All this discussion of placement weights got us to wondering about the historical patterns and what they might tell us about the future. Obviously, $7-plus corn and wide swaths of drought conditions in traditional cattle country wreak some havoc with these relationships but we would be loathe to believe that history should be ignored. Some takeaways about the chart at right:

  • The long-term downtrend in total cattle numbers is obvious. Where monthly placements once frequently exceeded 2.5 million, and occasionally hit 3 million head, they haven’t exceeded 2.5 million in any month since October 2007.
  • Part of that reduction is simply smaller calf crops and thus fewer cattle available. But another aspect is a seasonal smoothing of placements with the high months getting smaller and the low months getting larger. This can be seen most clearly in the years prior to 2008. The jump in feed costs in 2008 stopped the uptrend for a couple of years but we’ve seen the lows for monthly placements again increase over the past couple of years. Drought conditions have been a contributor but it appears that the seasonality of the feeding complex has certainly been reduced.
  • The number of cattle placed at heavier weights has grown over time. Where 800-lb.-plus cattle averaged 487,000 head/month and 24.5% of total placements from 1996 through 2008, they have averaged 548,000 head and 28.5% of total placements since then. Higher feed costs have provided ample incentive to put more lower-cost pounds on cattle before they get to the yards.

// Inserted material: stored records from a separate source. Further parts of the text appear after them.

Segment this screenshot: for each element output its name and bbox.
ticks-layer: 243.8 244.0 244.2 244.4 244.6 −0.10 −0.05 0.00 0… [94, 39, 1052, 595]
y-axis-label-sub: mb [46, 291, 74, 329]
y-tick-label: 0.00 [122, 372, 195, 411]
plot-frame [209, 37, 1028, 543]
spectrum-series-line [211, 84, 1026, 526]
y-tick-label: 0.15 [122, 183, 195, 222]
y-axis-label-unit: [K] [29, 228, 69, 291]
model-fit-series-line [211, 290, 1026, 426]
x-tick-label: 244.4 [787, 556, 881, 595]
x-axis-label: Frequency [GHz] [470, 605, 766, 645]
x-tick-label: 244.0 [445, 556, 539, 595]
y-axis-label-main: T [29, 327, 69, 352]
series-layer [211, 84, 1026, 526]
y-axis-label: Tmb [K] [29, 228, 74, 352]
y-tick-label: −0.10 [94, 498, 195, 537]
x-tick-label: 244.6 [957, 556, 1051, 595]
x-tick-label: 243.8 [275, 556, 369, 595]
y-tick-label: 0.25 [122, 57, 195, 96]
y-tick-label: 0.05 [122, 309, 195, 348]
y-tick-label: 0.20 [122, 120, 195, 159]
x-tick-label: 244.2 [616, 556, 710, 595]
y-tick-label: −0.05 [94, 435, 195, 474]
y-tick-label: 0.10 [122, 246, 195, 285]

    Plenty of feedlot capacity has allowed those cattle to stay on feed pretty much however long the feeder wanted to keep them. And, finally, heavier cattle are generally more profitable for both feedlots and packers. All of those have created incentives for heavier end weights and thus allowed for – or even driven – heavier placements weights.

    The final factor in this growth in the number of heavy cattle is simply performance. Today’s calves grow faster than ever before, meaning that cattle of a consistent age will be heavier. The advancements in genetic selection for milk production in beef cows and calf growth rates, the availability of EPDs and their use by professional cattlemen have all improved early-age performance and thus placement weights.
  • The variation in placements of cattle in the lightest weight category has also declined – at least during “normal” weather conditions. Steadily rising low-number months and falling high-number months was the rule through 2009. That pattern was, like the heavyweight placement numbers, impacted by higher feed costs. But it was pretty much destroyed by the 2011 drought in Texas and Oklahoma, when thousands of calves were pushed to feedlots months before they would normally have been placed. As noted earlier, some of that is still going on as drought conditions continue.

So what does all of this mean for future placement patterns? We think only one of the discussed factors – rainfall/pasture conditions – is transient. And we hope it becomes transient soon! All of the others – higher grain prices, operational economics of feedyards and packers, smaller calf crops, improved cattle performance – are pretty much permanent. Yes, grain prices could drop from their current levels if the weather is favorable in 2013. But feed costs will still be significantly higher than in the pre-biofuels era and the cost advantages of weight gains on pasture, though smaller, will not completely disappear.

About the only factor we see that could stop this trend would be consumers’ balking at larger and larger cuts, thus limiting finished weights and pressuring placement weights. This concern, of course, is nothing new, and the fact is that few cuts are sold in the same size they come from the animal. Processing and merchandising methods that yield properly sized items, even from big cattle, have been used for many years and will continue to be refined.